Over the course of a lifetime, a person can accumulate a variety of credit card and personal debts. The more bills you receive, the harder it is to keep track of them and the easier it is to forget to make a payment. Consolidating your outstanding debts can be a smart way to simplify your finances and save some money. Here are four of the most common ways to consolidate your debts.

*Balance transfer

If you receive multiple credit card bills every month, it can be confusing to keep track of when each one is due. Transferring all the balances to one card leaves you with one bill to pay every month and one due date. If your credit is decent, you may receive offers from your credit card issuers offering special balance transfer rates. Otherwise, you can go on their websites or call customer service to find out if any of your creditors will accept balance transfers.

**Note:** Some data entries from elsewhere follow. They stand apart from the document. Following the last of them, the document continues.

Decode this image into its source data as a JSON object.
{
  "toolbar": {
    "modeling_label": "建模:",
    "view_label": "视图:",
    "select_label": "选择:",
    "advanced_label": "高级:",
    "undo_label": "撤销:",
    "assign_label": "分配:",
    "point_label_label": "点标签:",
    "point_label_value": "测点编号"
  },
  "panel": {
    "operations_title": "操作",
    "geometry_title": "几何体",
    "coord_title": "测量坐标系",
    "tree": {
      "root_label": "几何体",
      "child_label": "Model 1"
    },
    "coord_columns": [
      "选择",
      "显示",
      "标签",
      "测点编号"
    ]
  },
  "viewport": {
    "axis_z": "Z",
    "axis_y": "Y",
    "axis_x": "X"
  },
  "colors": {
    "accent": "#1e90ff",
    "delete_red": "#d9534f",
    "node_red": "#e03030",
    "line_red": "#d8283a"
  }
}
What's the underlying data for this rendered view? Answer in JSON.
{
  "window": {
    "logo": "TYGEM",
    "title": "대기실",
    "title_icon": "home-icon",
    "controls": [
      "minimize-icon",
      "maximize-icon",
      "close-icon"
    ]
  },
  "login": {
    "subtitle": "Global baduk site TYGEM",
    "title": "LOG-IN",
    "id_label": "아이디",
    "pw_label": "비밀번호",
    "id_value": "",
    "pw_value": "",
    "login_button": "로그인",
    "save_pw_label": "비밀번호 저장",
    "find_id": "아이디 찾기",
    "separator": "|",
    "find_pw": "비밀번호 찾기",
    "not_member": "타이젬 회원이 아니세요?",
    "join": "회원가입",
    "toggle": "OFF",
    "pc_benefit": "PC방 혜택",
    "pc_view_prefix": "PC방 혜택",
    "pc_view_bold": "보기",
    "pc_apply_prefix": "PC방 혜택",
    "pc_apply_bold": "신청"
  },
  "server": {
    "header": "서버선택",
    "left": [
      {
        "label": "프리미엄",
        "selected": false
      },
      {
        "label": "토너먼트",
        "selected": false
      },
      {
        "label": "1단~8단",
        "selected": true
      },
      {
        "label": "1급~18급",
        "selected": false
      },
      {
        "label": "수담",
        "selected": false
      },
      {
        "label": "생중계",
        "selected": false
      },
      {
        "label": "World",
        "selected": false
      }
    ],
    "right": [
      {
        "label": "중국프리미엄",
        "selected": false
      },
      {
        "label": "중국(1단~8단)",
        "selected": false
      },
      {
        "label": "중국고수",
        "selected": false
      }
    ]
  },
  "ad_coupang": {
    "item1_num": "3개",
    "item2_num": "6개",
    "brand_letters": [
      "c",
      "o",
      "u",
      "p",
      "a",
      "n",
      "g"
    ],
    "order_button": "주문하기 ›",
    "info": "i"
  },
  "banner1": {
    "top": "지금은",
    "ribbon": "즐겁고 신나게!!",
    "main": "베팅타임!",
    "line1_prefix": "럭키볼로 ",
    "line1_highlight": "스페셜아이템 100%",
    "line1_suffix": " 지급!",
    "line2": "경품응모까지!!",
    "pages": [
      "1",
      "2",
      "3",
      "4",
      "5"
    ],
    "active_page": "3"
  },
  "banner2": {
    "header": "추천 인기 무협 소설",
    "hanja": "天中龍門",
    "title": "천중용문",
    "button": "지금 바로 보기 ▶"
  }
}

The key is not to be blinded by a great short term offer. Zero percent interest for six months sounds great, but not if the APR after six months is higher than you are already paying. Look for the best long term deal, and be sure to figure in any transfer fee. You should also make a note of the credit limit on the account you are transferring your balances to. Maxing out any one credit card will damage your credit score.

*Consolidation loan

A consolidation loan is an option if none of your credit card issuers offers a balance transfer, or if you have debts other than credit cards that you would like to consolidate. You can apply for a consolidation loan with a company that specializes in them, or for a personal loan with your local bank or credit union.

Once you apply, the company checks out your credit history, income, and other financial factors. Then they let you know how much money they are willing to lend you, what the interest rate will be, and what the length of repayment and monthly bill will be. Some of the key factors to consider are if the interest rate is lower or equal to what you are already paying, and if you can afford the monthly payment.

If you accept their offer, they will send you a check for the full amount, which you then deposit and use to pay off all your other accounts. Some consolidation loan companies will pay off your creditors for you to save you that step. Then you just pay the loan company every month. It can be easier to get a low rate on a loan rather than a credit card, but if you have bad credit this might not be an option.

*Credit counseling/debt management

Another way to consolidate your debts is through a credit counseling program. The company sets your credit cards up on the program, attempts to get you lower interest rates and monthly payments, and gives you one consolidated monthly payment. This can be a good option if you are already past due on your accounts (or close to it) and your credit score is suffering. Most programs will only accept customers who have large balances and sinking credit, because the long process of getting a credit counseling program set up can hurt your credit scores if you are currently in good standing.

It is important to note that there will be a monthly fee, and a credit counseling program isn’t doing anything you can’t do yourself. But a reasonable fee may be worth the expense if you feel overwhelmed by your bills. It is important to do your homework to ensure that you are working with a reputable company before signing up, since you are trusting these folks to pay your bills every month.

*Home equity loan

If you own a home, you can take out a home equity loan to consolidate your debts. In this instance, you take out a loan that is secured by your home and use the money to pay off your other bills. If you can afford to pay your bills, and just want to simplify your bill paying process, this is an option to consider. Since the loan is secured by your home, you will probably be able to get a lower interest rate than through other options.

However, if you are barely getting your bills paid every month or don’t have stable income, the home equity loan can be dangerous. Credit cards are unsecured debt, which means there is no physical asset guaranteeing repayment. If you stop paying your credit cards, the worst they can do is garnish a percentage of your pay after going through a lengthy lawsuit. If you fail to pay your home equity loan, you can lose your house. This is far too large a risk to take when other options are available.

If you find yourself confused and overwhelmed by your bills, consolidating your debts can relieve some of your financial stress. Remember to research all your options and take your time to determine the correct solution for you.